HILLSBOROUGH, N.J. – Clare S. Liptak is combining her Catholic faith with a love of sewing to help the poor in Africa stitch together a better life.
Liptak, a member of Mary, Mother of God Parish, collects fabric and sewing machines to send to women in Tanzania to sew clothes for themselves and their families. She and her friend Kathleen “Kat” Wilson have 140 sewing machines in storage at Mary, Mother of God and another 19 at Liptak’s home.
Liptak shipped 30 machines to Tanzania in 2008. This summer, she hopes to send 50 more along with fabric, sewing supplies, carpentry tools, equipment for a culinary program and children’s books. The container being used to ship the items is supposed to be loaded Aug. 7.
The machines remaining in storage are awaiting shipment to poor families in rural Kentucky, she said.
“It is really a lot of fun to do this, and the people who donate are very generous,” Liptak told The Catholic Spirit, newspaper of the Metuchen Diocese. “Often the machine has been in their family a long time and they want it to be used. They don’t want their grandmother’s sewing machine to be thrown away.”
Liptak traveled to Tanzania in 2008 and plans to return in June 2010.
Liptak and Wilson call their project “Give It Up for Good.” They began collecting sewing machines in 2004 to send to the poor in Appalachia.
In 2006, Liptak heard about the daughter of a co-worker who was going on a humanitarian mission to Tanzania coordinated by the Brotherhood of Hope. Six students from the Catholic Center at Rutgers University in Brunswick participated in the mission.
In 2007, Liptak said her interest in Tanzania increased when a visiting priest from that country, Father Venance Ndalichako, spoke during a Mass at Mary, Mother of God Church about his association with schools in that country. After the Mass, Father Ndalichako visited Liptak’s home, where she lives with Joe, her husband of 27 years and “No. 1 volunteer.”
“Kat and I were in the living room cleaning sewing machines,” Liptak said. “I guess Father Ndalichako realized we were serious.”
The meeting went so well, Liptak added, that Father Ndalichako, who teaches economics at St. Augustine University in Mwanza, Tanzania, served as their tour guide when Liptak and Wilson visited Tanzania in November. He also arranged for them to stay at the home of Bishop Protase Rugambwa, head of the Kigoma Diocese.
Liptak and Wilson visited several schools in Tanzania, including the St. Gaspar Vocational Training Center in Dar es Salaam, which teaches tailoring.
“The principal at St. Gaspar’s told us enrollment has increased because of the supplies we sent,” Liptak said. “We were really thrilled to have made a difference like that.”
Liptak said that the sewing machines make valuable tools in Tanzania, where the unemployment rate in some areas tops 90 percent.
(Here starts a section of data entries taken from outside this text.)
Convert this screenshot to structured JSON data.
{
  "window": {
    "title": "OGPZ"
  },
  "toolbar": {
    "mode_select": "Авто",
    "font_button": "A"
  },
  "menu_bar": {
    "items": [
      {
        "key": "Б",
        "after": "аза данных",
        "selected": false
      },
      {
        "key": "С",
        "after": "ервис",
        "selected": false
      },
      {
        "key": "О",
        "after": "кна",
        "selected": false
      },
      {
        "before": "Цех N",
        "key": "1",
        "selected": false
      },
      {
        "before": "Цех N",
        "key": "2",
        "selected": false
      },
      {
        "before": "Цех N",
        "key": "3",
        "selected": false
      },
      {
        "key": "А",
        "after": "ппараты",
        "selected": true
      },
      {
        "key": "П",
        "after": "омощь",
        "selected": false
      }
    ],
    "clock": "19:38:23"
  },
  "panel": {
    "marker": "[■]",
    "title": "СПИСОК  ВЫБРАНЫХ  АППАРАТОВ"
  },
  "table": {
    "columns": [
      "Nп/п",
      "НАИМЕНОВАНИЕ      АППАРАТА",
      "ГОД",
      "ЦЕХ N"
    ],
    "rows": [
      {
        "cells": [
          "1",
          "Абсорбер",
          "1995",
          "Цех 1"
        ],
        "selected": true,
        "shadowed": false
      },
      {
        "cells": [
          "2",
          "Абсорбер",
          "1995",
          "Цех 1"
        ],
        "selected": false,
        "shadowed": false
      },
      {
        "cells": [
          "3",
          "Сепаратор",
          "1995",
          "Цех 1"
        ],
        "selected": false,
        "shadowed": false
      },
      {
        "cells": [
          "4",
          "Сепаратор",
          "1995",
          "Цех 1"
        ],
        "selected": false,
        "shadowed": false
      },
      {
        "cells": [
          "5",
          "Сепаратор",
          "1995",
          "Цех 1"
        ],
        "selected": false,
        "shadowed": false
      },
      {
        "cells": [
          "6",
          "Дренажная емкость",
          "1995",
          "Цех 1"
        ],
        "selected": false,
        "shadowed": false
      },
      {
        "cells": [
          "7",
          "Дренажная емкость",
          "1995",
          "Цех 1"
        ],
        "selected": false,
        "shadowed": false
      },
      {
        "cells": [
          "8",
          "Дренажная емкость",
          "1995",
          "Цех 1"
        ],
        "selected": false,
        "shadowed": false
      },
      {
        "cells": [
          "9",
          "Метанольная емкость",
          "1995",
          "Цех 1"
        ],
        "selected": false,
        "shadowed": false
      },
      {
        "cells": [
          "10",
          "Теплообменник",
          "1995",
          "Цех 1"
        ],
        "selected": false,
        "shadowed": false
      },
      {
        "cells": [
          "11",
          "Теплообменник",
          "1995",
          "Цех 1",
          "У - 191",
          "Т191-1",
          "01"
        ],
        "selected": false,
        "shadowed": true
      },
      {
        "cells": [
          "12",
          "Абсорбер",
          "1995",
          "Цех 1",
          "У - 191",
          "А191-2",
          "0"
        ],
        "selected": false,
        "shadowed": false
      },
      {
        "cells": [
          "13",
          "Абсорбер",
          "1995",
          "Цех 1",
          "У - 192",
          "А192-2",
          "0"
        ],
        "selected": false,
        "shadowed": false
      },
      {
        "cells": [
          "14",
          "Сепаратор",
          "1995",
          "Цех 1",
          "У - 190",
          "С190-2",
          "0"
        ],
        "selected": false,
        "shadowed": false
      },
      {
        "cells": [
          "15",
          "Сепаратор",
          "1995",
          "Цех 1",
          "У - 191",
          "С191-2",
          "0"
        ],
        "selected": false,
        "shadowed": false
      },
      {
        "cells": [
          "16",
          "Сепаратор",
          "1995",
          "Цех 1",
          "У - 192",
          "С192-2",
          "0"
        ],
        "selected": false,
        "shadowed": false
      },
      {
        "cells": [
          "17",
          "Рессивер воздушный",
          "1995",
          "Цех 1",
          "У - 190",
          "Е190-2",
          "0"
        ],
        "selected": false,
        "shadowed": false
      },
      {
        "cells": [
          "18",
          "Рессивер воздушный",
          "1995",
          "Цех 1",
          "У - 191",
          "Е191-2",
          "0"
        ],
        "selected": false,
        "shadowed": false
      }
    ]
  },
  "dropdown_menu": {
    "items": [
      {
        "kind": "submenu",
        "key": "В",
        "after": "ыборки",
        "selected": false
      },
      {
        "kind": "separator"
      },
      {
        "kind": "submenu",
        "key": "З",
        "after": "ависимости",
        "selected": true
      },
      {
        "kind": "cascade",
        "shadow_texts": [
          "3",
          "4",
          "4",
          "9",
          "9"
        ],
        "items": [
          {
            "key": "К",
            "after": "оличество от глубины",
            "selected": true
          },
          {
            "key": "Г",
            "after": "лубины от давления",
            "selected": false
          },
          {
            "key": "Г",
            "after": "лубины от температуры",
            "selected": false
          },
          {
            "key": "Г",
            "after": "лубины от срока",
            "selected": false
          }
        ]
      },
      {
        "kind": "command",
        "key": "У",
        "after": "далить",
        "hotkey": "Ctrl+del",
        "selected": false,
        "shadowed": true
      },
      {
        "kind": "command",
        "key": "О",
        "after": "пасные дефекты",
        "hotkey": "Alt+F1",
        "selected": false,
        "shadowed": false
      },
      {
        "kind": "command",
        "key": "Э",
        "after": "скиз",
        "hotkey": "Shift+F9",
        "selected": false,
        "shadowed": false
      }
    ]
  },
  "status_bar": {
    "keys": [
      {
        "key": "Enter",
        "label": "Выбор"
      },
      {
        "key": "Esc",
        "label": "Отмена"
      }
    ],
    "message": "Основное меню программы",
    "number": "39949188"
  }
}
All the machines sent by Liptak are electric, but some of the older models have a treadle, which allows for manual operation. This is important in areas where power outages are frequent, Liptak said.
For machines in need of repairs, Liptak said money would be included in the next shipment because it is cheaper to repair them in Tanzania and the repairs will create jobs.
She said she hopes other groups will collect sewing machines for women in need. She suggested people on the West Coast could send machines to India or Laos and those in the Midwest might provide them to American Indian reservations.
She also mentioned the Sewing Machine Project – www.sewingmachineproject.org – based in Wisconsin. It was started by Margaret Jankowski of Madison in early 2005 to send machines to women who lost theirs in the tsunami in December 2004. It has focused on the New Orleans area since September 2005, after Hurricane Katrina hit.
Liptak, a former agricultural agent for Rutgers University Cooperative Extension, said her outreach to Africa and Appalachia is an outgrowth of her faith and a desire to serve the community.
“I have always been interested in public service and it is what my father taught me,” she said.
“I also like to sew and I would like to go around the world meeting women who sew. Sewing machines don’t seemed to be valued much anymore. A lot of people don’t sew maybe because clothes are inexpensive, but also because people don’t really have time,” she added.